What he loves in working with Buben is the respect his mentor shares for the produce they use. “One of the lost arts in modern cooking is taking whole animals, using the product from snout to tail.” He calls for a crispy pig’s tail to be sent out of the kitchen. In the interest of full disclosure, I will tell you I didn't turn it down and it barely rested a second on my plate. “It takes a tremendous amount of skill, butchering time to work with a whole animal. The challenge,” which he loves, “is how to be creative with it”.
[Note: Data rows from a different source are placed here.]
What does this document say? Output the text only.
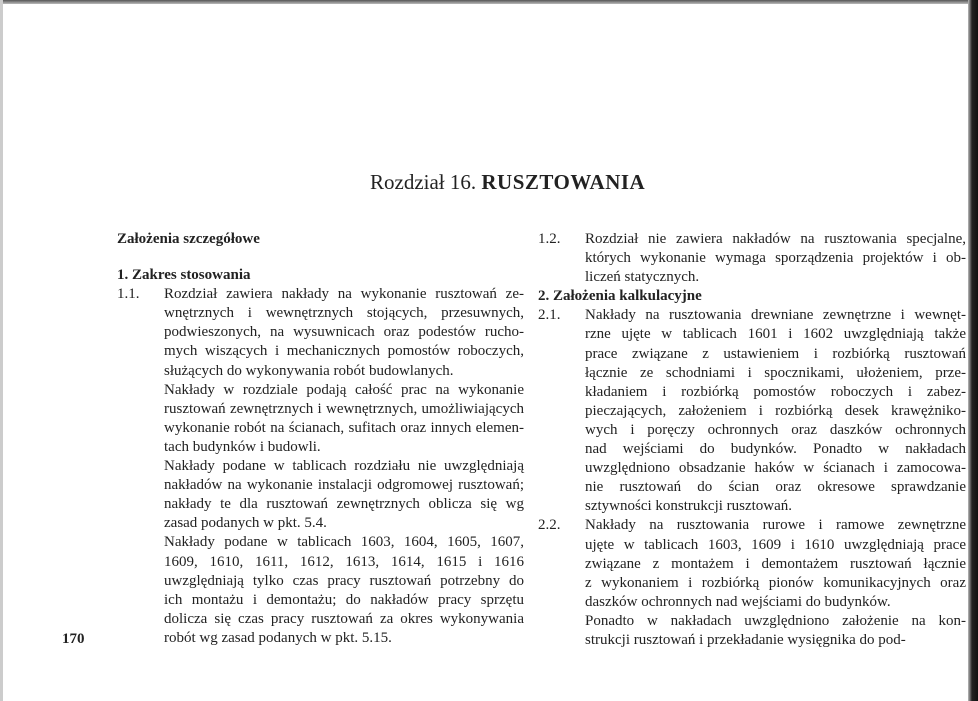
Rozdział 16. RUSZTOWANIA
Założenia szczegółowe
1. Zakres stosowania
1.1. Rozdział zawiera nakłady na wykonanie rusztowań ze-
wnętrznych i wewnętrznych stojących, przesuwnych,
podwieszonych, na wysuwnicach oraz podestów rucho-
mych wiszących i mechanicznych pomostów roboczych,
służących do wykonywania robót budowlanych.
Nakłady w rozdziale podają całość prac na wykonanie
rusztowań zewnętrznych i wewnętrznych, umożliwiających
wykonanie robót na ścianach, sufitach oraz innych elemen-
tach budynków i budowli.
Nakłady podane w tablicach rozdziału nie uwzględniają
nakładów na wykonanie instalacji odgromowej rusztowań;
nakłady te dla rusztowań zewnętrznych oblicza się wg
zasad podanych w pkt. 5.4.
Nakłady podane w tablicach 1603, 1604, 1605, 1607,
1609, 1610, 1611, 1612, 1613, 1614, 1615 i 1616
uwzględniają tylko czas pracy rusztowań potrzebny do
ich montażu i demontażu; do nakładów pracy sprzętu
dolicza się czas pracy rusztowań za okres wykonywania
robót wg zasad podanych w pkt. 5.15.
1.2. Rozdział nie zawiera nakładów na rusztowania specjalne,
których wykonanie wymaga sporządzenia projektów i ob-
liczeń statycznych.
2. Założenia kalkulacyjne
2.1. Nakłady na rusztowania drewniane zewnętrzne i wewnęt-
rzne ujęte w tablicach 1601 i 1602 uwzględniają także
prace związane z ustawieniem i rozbiórką rusztowań
łącznie ze schodniami i spocznikami, ułożeniem, prze-
kładaniem i rozbiórką pomostów roboczych i zabez-
pieczających, założeniem i rozbiórką desek krawężniko-
wych i poręczy ochronnych oraz daszków ochronnych
nad wejściami do budynków. Ponadto w nakładach
uwzględniono obsadzanie haków w ścianach i zamocowa-
nie rusztowań do ścian oraz okresowe sprawdzanie
sztywności konstrukcji rusztowań.
2.2. Nakłady na rusztowania rurowe i ramowe zewnętrzne
ujęte w tablicach 1603, 1609 i 1610 uwzględniają prace
związane z montażem i demontażem rusztowań łącznie
z wykonaniem i rozbiórką pionów komunikacyjnych oraz
daszków ochronnych nad wejściami do budynków.
Ponadto w nakładach uwzględniono założenie na kon-
strukcji rusztowań i przekładanie wysięgnika do pod-
170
In the years between his two stints in the capital eaters have become adventurous, he says. Cooper can sell them tete de veau, pied de cochon, beef heart where previously they were only comfortable with prime cuts. He thinks bloggers may be partly responsible for the change. Diners' ages have altered, too. He’s seeing a younger demographic, particularly since the change in administration.
“With the economy I want to bring flavor and comfort back on the plate.” He brines the Wagyu short ribs for 30 days. He’s bringing in shoats (baby pigs) and there’s a woman who raises rabbits for Vidalia. Cooper uses every part of the animal, “Lots of different ways - for rabbit bacon to a pappardelle sauce.” Nothing goes to waste. To make 20 orders of those crispy pig tails, he takes 25 pounds of them and slow braises them for 24 hours, then picks off the meat to roll, and bread in two parts cracker and one part Panko before frying.
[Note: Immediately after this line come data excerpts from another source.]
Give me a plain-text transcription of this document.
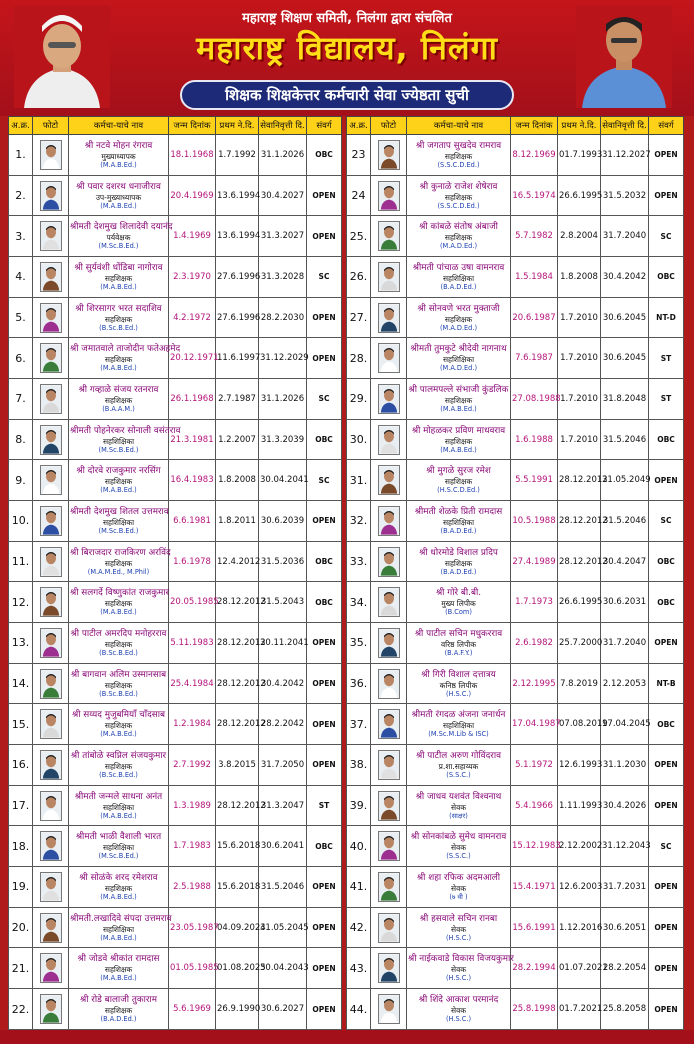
महाराष्ट्र शिक्षण समिती, निलंगा द्वारा संचलित
महाराष्ट्र विद्यालय, निलंगा
शिक्षक शिक्षकेत्तर कर्मचारी सेवा ज्येष्ठता सुची
अ.क्र.	फोटो	कर्मचा-याचे नाव	जन्म दिनांक	प्रथम ने.दि.	सेवानिवृत्ती दि.	संवर्ग
1.		श्री नटवे मोहन रंगराव
मुख्याध्यापक
(M.A.B.Ed.)	18.1.1968	1.7.1992	31.1.2026	OBC
2.		श्री पवार दशरथ धनाजीराव
उप-मुख्याध्यापक
(M.A.B.Ed.)	20.4.1969	13.6.1994	30.4.2027	OPEN
3.		श्रीमती देशमुख शिलादेवी दयानंद
पर्यवेक्षक
(M.Sc.B.Ed.)	1.4.1969	13.6.1994	31.3.2027	OPEN
4.		श्री सुर्यवंशी धोंडिबा नागोराव
सहशिक्षक
(M.A.B.Ed.)	2.3.1970	27.6.1996	31.3.2028	SC
5.		श्री शिरसागर भरत सदाशिव
सहशिक्षक
(B.Sc.B.Ed.)	4.2.1972	27.6.1996	28.2.2030	OPEN
6.		श्री जमातवाले ताजोदीन फतेअहमेद
सहशिक्षक
(M.A.B.Ed.)	20.12.1971	11.6.1997	31.12.2029	OPEN
7.		श्री गव्हाळे संजय रतनराव
सहशिक्षक
(B.A.A.M.)	26.1.1968	2.7.1987	31.1.2026	SC
8.		श्रीमती पोहनेरकर सोनाली वसंतराव
सहशिक्षिका
(M.Sc.B.Ed.)	21.3.1981	1.2.2007	31.3.2039	OBC
9.		श्री दोरवे राजकुमार नरसिंग
सहशिक्षक
(M.A.B.Ed.)	16.4.1983	1.8.2008	30.04.2041	SC
10.		श्रीमती देशमुख शितल उत्तमराव
सहशिक्षिका
(M.Sc.B.Ed.)	6.6.1981	1.8.2011	30.6.2039	OPEN
11.		श्री बिराजदार राजकिरण अरविंद
सहशिक्षक
(M.A.M.Ed., M.Phil)	1.6.1978	12.4.2012	31.5.2036	OBC
12.		श्री सलगर्दे विष्णुकांत राजकुमार
सहशिक्षक
(M.A.B.Ed.)	20.05.1985	28.12.2012	31.5.2043	OBC
13.		श्री पाटील अमरदिप मनोहरराव
सहशिक्षक
(B.Sc.B.Ed.)	5.11.1983	28.12.2012	30.11.2041	OPEN
14.		श्री बागवान अलिम उस्मानसाब
सहशिक्षक
(B.Sc.B.Ed.)	25.4.1984	28.12.2012	30.4.2042	OPEN
15.		श्री सय्यद मुजुबमियाँ चाँदसाब
सहशिक्षक
(M.A.B.Ed.)	1.2.1984	28.12.2012	28.2.2042	OPEN
16.		श्री तांबोळे स्वप्निल संजयकुमार
सहशिक्षक
(B.Sc.B.Ed.)	2.7.1992	3.8.2015	31.7.2050	OPEN
17.		श्रीमती जन्मले साधना अनंत
सहशिक्षिका
(M.A.B.Ed.)	1.3.1989	28.12.2012	31.3.2047	ST
18.		श्रीमती भाळी वैशाली भारत
सहशिक्षिका
(M.Sc.B.Ed.)	1.7.1983	15.6.2018	30.6.2041	OBC
19.		श्री सोळंके शरद रमेशराव
सहशिक्षक
(M.A.B.Ed.)	2.5.1988	15.6.2018	31.5.2046	OPEN
20.		श्रीमती.लखादिवे संपदा उत्तमराव
सहशिक्षिका
(M.A.B.Ed.)	23.05.1987	04.09.2024	31.05.2045	OPEN
21.		श्री जोडवे श्रीकांत रामदास
सहशिक्षक
(M.A.B.Ed.)	01.05.1985	01.08.2025	30.04.2043	OPEN
22.		श्री रोडे बालाजी तुकाराम
सहशिक्षक
(B.A.D.Ed.)	5.6.1969	26.9.1990	30.6.2027	OPEN
अ.क्र.	फोटो	कर्मचा-याचे नाव	जन्म दिनांक	प्रथम ने.दि.	सेवानिवृत्ती दि.	संवर्ग
23		श्री जगताप सुखदेव रामराव
सहशिक्षक
(S.S.C.D.Ed.)	8.12.1969	01.7.1993	31.12.2027	OPEN
24		श्री कुनाळे राजेश शेषेराव
सहशिक्षक
(S.S.C.D.Ed.)	16.5.1974	26.6.1995	31.5.2032	OPEN
25.		श्री कांबळे संतोष अंबाजी
सहशिक्षक
(M.A.D.Ed.)	5.7.1982	2.8.2004	31.7.2040	SC
26.		श्रीमती पांचाळ उषा वामनराव
सहशिक्षिका
(B.A.D.Ed.)	1.5.1984	1.8.2008	30.4.2042	OBC
27.		श्री सोनवणे भरत मुक्ताजी
सहशिक्षक
(M.A.D.Ed.)	20.6.1987	1.7.2010	30.6.2045	NT-D
28.		श्रीमती तुमकुटे श्रीदेवी नागनाथ
सहशिक्षिका
(M.A.D.Ed.)	7.6.1987	1.7.2010	30.6.2045	ST
29.		श्री पालमपल्ले संभाजी कुंडलिक
सहशिक्षक
(M.A.B.Ed.)	27.08.1988	1.7.2010	31.8.2048	ST
30.		श्री मोहळकर प्रविण माधवराव
सहशिक्षक
(M.A.B.Ed.)	1.6.1988	1.7.2010	31.5.2046	OBC
31.		श्री मुगळे सुरज रमेश
सहशिक्षक
(H.S.C.D.Ed.)	5.5.1991	28.12.2012	31.05.2049	OPEN
32.		श्रीमती शेळके प्रिती रामदास
सहशिक्षिका
(B.A.D.Ed.)	10.5.1988	28.12.2012	31.5.2046	SC
33.		श्री धोरमोडे विशाल प्रदिप
सहशिक्षक
(B.A.D.Ed.)	27.4.1989	28.12.2012	30.4.2047	OBC
34.		श्री गोरे बी.बी.
मुख्य लिपीक
(B.Com)	1.7.1973	26.6.1995	30.6.2031	OBC
35.		श्री पाटील सचिन मधुकरराव
वरिष्ठ लिपीक
(B.A.F.Y.)	2.6.1982	25.7.2000	31.7.2040	OPEN
36.		श्री गिरी विशाल दत्तात्रय
कनिष्ठ लिपीक
(H.S.C.)	2.12.1995	7.8.2019	2.12.2053	NT-B
37.		श्रीमती रंगदळ अंजना जनार्धन
सहशिक्षिका
(M.Sc.M.Lib & ISC)	17.04.1987	07.08.2019	17.04.2045	OBC
38.		श्री पाटील अरुण गोविंदराव
प्र.शा.सहाय्यक
(S.S.C.)	5.1.1972	12.6.1993	31.1.2030	OPEN
39.		श्री जाधव यशवंत विश्वनाथ
सेवक
(साक्षर)	5.4.1966	1.11.1993	30.4.2026	OPEN
40.		श्री सोनकांबळे सुमेध वामनराव
सेवक
(S.S.C.)	15.12.1983	2.12.2002	31.12.2043	SC
41.		श्री शहा रफिक अदमआली
सेवक
(७ वी )	15.4.1971	12.6.2003	31.7.2031	OPEN
42.		श्री हसवाले सचिन रानबा
सेवक
(H.S.C.)	15.6.1991	1.12.2016	30.6.2051	OPEN
43.		श्री नाईकवाडे विकास विजयकुमार
सेवक
(H.S.C.)	28.2.1994	01.07.2021	28.2.2054	OPEN
44.		श्री शिंदे आकाश परमानंद
सेवक
(H.S.C.)	25.8.1998	01.7.2021	25.8.2058	OPEN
He’s made it his mission to pass on this passion to the young chefs who work with him in the kitchen. “I know where I’m going to go: it’s about teaching the young cooks not to waste anything, to have total respect for food. Everything costs money. If you waste a dish it’s not the money that goes into the dish, it’s the money that comes out of the dish you lost. You’ve lost $40, not $20 dollars. When you work for people who have that kind of philosophy you are going to take it through the years of your career. Those younger kids out there throw away something someone else could eat. It’s a lack of respect for product. There’s nothing we can’t find a use for. Trash, plastic, paper - that’s it”
Cooper grins with pride over his crew. “There’s a tremendous team here. All restaurants can never be about the chef. It’s got to be about the team. Not everybody is going to be TV chef. When you are a cook, you have to find something to make better than yesterday.”
Vidalia is located at 1990 M St NW, 202 659 1990. Main courses cost from $26.50 to $34.50.